2017, Maurice accueille les Championnats du monde de Beach Handball des -17 ans à Flic-en-Flac. Gérald Alcindor, gérant d’un hôtel de ce littoral, obtient le contrat de l’accommodation. Alors que les acomptes ne venaient pas comme convenu, il laisse parler le côté humain et patriotique et héberge près de 400 personnes. Car, l’image de Maurice était engagée. Aujourd’hui, il est sur la paille.
Gérald Alcindor, êtes-vous toujours habité de la même fibre patriotique qu’auparavant ?
Des doutes l’ont hélas pollué. Je suis une personne qui a travaillé durant plus de 14 ans sur les bateaux de croisière. Pendant tout ce temps, je me considérais comme un ambassadeur de l’île Maurice.
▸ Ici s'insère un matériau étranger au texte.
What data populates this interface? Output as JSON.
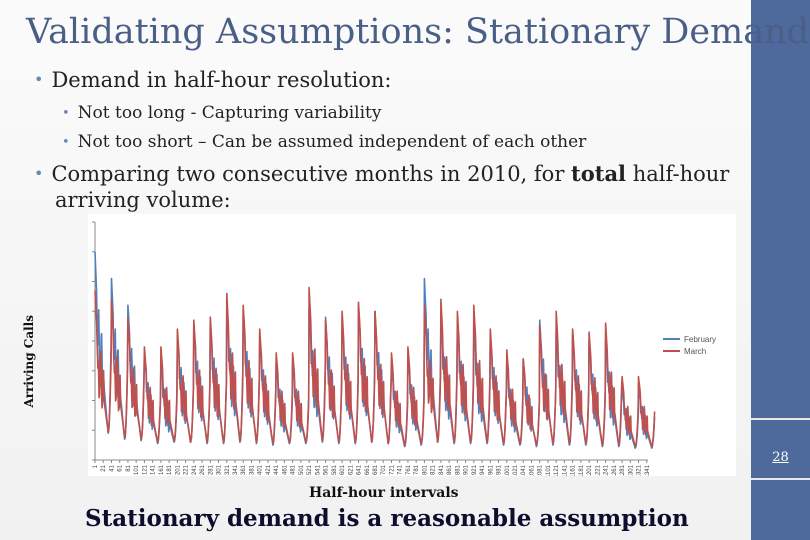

Je vantais, auprès de chaque personne que je rencontrais, les nombreuses richesses, la beauté de notre pays, l’affabilité de ses habitants. Aujourd’hui, paradoxe ; mon amour pour l’île Maurice et ce sens de l’accueil que je chéri tant m’ont conduit vers les abysses.
Cela veut dire quoi concrètement ?
Je suis ruiné. J’ai perdu mon hôtel et tout ce que j’y avais investi. J’ai dû vendre ma voiture ainsi que d’autres actifs pour rembourser des dettes. Mais, ça n’a pas été suffisant car je dois encore de l’argent à des personnes. À la MRA (NdlR : Mauritius Revenue Authority). Et, je parle là de beaucoup d’argent. Depuis le mois de janvier, je ne travaille pas. Il m’est impossible de respecter mes engagements et de subvenir aux besoins de mes enfants. J’ai honte de devoir m’appuyer sur mes parents pensionnaires et ma sœur pour vivre. Vous vous rendez compte, toute cette galère pour avoir sauvé l’image de mon pays.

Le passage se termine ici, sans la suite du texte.